ADP implementation record low amid political turmoil, project review
This rate marks the lowest ADP implementation recorded to date, based on IMED data available since FY 2010-11, where implementation in previous years ranged between 8-10% for the same period
The Annual Development Programme (ADP) saw a record-low implementation of 4.75% in the first quarter of the current fiscal year (FY25), attributed to political turmoil and the interim government's ongoing review of projects initiated by the previous government.
Data from the Implementation Monitoring and Evaluation Department (IMED), released yesterday, show that Tk13,215 crore was spent in the first quarter against the Tk2.78 lakh crore ADP allocation.
Based on IMED data available since FY2010-11, previous years' implementation for the same quarter typically ranged between 7.5% and 10%.
IMED officials attributed the slow implementation to political unrest, which began with the student-led uprising in July, followed by the fall of the Awami League government in August, the takeover by the interim government, and persistent volatility of political conditions.
IMED Secretary Abul Kashem Md Mohiuddin told TBS, "The new government is currently reviewing all projects [taken during the previous government's tenure]. Following this review, decisions will be made regarding less critical projects, leading to reduced funding for many of them. That is why ADP implementation is slower compared to the same periods in previous fiscal years."
According to IMED officials, the government is now prioritising the disbursement of funds for critical projects, further impacting the overall ADP implementation rate. Plans to extend the deadline and increase costs for some projects are also on hold, contributing to the delayed implementation.

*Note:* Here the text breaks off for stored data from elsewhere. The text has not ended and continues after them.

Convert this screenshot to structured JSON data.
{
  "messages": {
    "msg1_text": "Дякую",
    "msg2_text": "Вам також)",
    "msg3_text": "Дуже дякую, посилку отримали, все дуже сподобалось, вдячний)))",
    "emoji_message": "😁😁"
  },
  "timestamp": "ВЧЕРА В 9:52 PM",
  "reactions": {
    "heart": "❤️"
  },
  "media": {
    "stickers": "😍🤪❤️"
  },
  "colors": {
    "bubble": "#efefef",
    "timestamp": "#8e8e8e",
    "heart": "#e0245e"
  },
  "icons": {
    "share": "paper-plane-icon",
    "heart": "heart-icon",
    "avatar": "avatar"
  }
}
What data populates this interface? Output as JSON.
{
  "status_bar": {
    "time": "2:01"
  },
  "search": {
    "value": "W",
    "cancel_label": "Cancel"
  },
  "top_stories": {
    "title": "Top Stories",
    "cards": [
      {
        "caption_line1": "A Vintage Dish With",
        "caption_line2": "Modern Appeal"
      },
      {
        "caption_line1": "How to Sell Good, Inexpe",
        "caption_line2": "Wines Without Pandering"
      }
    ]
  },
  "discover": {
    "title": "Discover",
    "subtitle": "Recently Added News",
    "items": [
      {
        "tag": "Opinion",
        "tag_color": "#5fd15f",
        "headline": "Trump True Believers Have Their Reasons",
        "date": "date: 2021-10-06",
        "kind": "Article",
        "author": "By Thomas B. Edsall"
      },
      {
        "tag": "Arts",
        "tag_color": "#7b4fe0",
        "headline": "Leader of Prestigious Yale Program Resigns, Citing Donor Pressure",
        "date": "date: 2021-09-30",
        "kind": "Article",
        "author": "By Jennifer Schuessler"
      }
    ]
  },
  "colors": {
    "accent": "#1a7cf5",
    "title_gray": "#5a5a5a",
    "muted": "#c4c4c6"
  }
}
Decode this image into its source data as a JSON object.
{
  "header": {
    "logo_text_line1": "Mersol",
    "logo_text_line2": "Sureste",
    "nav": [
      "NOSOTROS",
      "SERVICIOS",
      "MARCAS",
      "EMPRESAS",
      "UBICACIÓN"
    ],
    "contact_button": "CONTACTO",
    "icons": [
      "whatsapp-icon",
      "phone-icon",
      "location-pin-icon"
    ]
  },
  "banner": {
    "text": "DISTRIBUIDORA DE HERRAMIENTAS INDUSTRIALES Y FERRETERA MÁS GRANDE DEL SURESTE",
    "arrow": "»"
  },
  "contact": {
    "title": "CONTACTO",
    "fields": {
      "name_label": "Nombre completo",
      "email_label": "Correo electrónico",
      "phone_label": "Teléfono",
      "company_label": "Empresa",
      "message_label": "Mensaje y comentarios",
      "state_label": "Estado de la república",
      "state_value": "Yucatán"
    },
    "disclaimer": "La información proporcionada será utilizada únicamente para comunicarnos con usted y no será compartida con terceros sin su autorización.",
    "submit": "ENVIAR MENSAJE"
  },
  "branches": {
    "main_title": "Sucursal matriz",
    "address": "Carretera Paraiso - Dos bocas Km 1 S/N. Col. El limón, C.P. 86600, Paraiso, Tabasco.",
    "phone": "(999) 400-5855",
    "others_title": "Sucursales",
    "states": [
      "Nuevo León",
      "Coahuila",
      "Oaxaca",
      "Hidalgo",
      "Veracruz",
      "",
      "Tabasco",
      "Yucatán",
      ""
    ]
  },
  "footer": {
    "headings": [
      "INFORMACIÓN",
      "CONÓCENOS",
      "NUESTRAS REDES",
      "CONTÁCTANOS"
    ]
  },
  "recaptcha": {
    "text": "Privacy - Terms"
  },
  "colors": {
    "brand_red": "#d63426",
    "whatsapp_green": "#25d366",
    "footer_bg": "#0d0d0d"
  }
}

Certain foreign-funded projects also experienced setbacks as foreign consultants, contractor representatives, and workers left project sites, affecting project continuity, they said.
Mustafa K Mujeri, executive director of the Institute for Inclusive Finance and Development, told TBS, "Current ADP projects were initiated by the previous government, many of which were driven by political motives rather than public welfare. This is why the current government is reviewing these projects."
"The projects will undergo screening and unnecessary or unimportant ones will be eliminated. Furthermore, since the previous government has already invested significantly in certain projects, the costs of many of them will be reduced after the review," he said.
However, he stressed that this review process needs to happen quickly, as more than three months of FY25 have passed and the selection work remains incomplete, which further diminishes the ADP implementation rate.
Nevertheless, Mujeri cautioned that funds should not be released without proper scrutiny.
IMED data show that 15 ministries, divisions and departments received a combined 76.65% of the ADP allocation for the current fiscal year.
In the first quarter, the implementation rates were 8.26% for the Local Government Division, 8.11% for the Power Division, 7.81% for the Ministry of Railways, 6.07% for the Ministry of Primary and Mass Education, 3.34% for the Roads and Highways Department, and 3.27% for the Ministry of Science and Technology.
Among those with the lowest implementation rates were the Ministry of Shipping at 1.86%, the Directorate General of Health Services at 2.21%, the Ministry of Water Resources at 0.36%, the Bridges Division at 0.89%, and the Medical Education and Family Welfare Division at 0.91%.
Spending on ADP implementation from both government funds and foreign loans and grants declined in the July-September quarter of this fiscal year.